4. The wear-resistant coating for automobiles according to claim 1, characterized in that: in step S1, the molar ratio of the thermoplastic phenolic resin to the silicon dioxide powder is 0.8-1: 1, the particle size of the silicon dioxide powder is 25-35 nm.

5. The wear-resistant coating for automobiles according to claim 1, characterized in that: the conditions set in the tube furnace in step S1 are: argon atmosphere, argon flow 500mL/min, temperature 1300 ℃.

6. The wear-resistant coating for automobiles according to claim 1, characterized in that: in the step S2, the dosage ratio of the wear-resistant particles to the absolute ethyl alcohol to the KH-570 is 10-10.5 g: 50-60 mL: 0.32-0.37 g.

7. The wear-resistant coating for automobiles according to claim 1, characterized in that: in step S3, the mass ratio of the surface-modified wear-resistant particles to the polyetheretherketone to the treated carbon fiber powder is 1: 1: 1.

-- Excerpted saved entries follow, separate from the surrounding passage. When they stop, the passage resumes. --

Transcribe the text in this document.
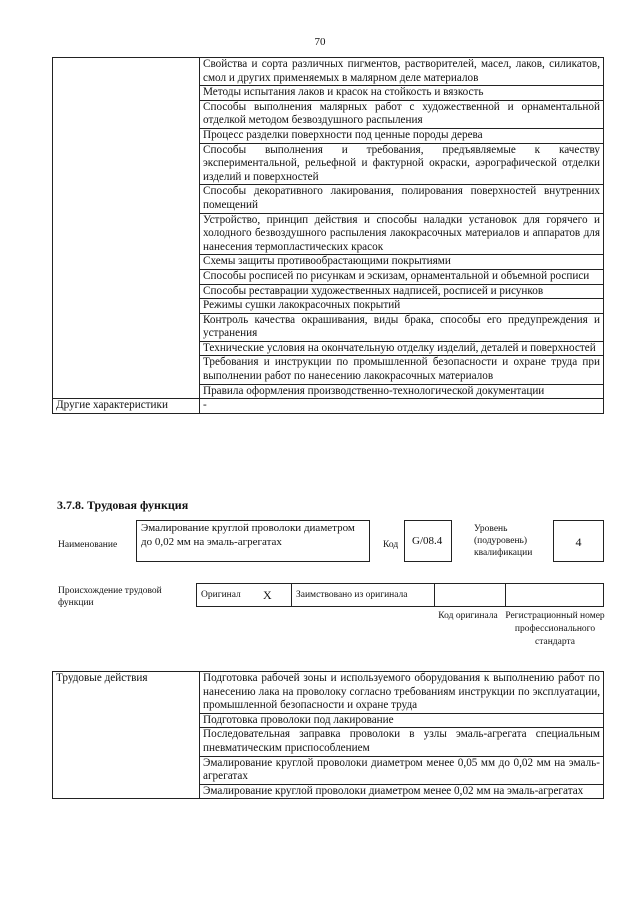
70
	Свойства и сорта различных пигментов, растворителей, масел, лаков, силикатов, смол и других применяемых в малярном деле материалов
	Методы испытания лаков и красок на стойкость и вязкость
	Способы выполнения малярных работ с художественной и орнаментальной отделкой методом безвоздушного распыления
	Процесс разделки поверхности под ценные породы дерева
	Способы выполнения и требования, предъявляемые к качеству экспериментальной, рельефной и фактурной окраски, аэрографической отделки изделий и поверхностей
	Способы декоративного лакирования, полирования поверхностей внутренних помещений
	Устройство, принцип действия и способы наладки установок для горячего и холодного безвоздушного распыления лакокрасочных материалов и аппаратов для нанесения термопластических красок
	Схемы защиты противообрастающими покрытиями
	Способы росписей по рисункам и эскизам, орнаментальной и объемной росписи
	Способы реставрации художественных надписей, росписей и рисунков
	Режимы сушки лакокрасочных покрытий
	Контроль качества окрашивания, виды брака, способы его предупреждения и устранения
	Технические условия на окончательную отделку изделий, деталей и поверхностей
	Требования и инструкции по промышленной безопасности и охране труда при выполнении работ по нанесению лакокрасочных материалов
	Правила оформления производственно-технологической документации
Другие характеристики	-
3.7.8. Трудовая функция
Наименование
Эмалирование круглой проволоки диаметром до 0,02 мм на эмаль-агрегатах	Код	G/08.4
Уровень (подуровень) квалификации
4
Происхождение трудовой функции
Оригинал	X	Заимствовано из оригинала		
Код оригинала Регистрационный номер профессионального стандарта
Трудовые действия	Подготовка рабочей зоны и используемого оборудования к выполнению работ по нанесению лака на проволоку согласно требованиям инструкции по эксплуатации, промышленной безопасности и охране труда
Подготовка проволоки под лакирование
Последовательная заправка проволоки в узлы эмаль-агрегата специальным пневматическим приспособлением
Эмалирование круглой проволоки диаметром менее 0,05 мм до 0,02 мм на эмаль-агрегатах
Эмалирование круглой проволоки диаметром менее 0,02 мм на эмаль-агрегатах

8. the wear-resistant coating for automobiles according to claim 3, characterized in that: the dosage ratio of the polyetherimide, the trichloromethane and the chopped carbon fiber powder is 0.55-0.6 g: 30-40 mL: 10.2-10.5 g.

9. The preparation method of the wear-resistant coating for the automobile according to claim 1, characterized in that: the preparation method comprises the following preparation steps:

the raw materials are poured into a mixing tank in sequence and mixed uniformly, then the mixture is sent into a screw extruder for melt extrusion, then the mixture is pressed into slices through a cooling tabletting roller and sent into a crusher for crushing, and the crushed materials are sent into a grinder for air classification crushing to obtain the wear-resistant coating for the automobile.

10. The method for preparing the wear-resistant coating for the automobile according to claim 9, wherein: the set parameters of the screw extruder are as follows: the first zone is cold water circulation, the second zone is 100 deg.C, the third zone is 120 deg.C, the rotation speed is 55-65rpm, and the material is ground to 30-50 μm by a grinder.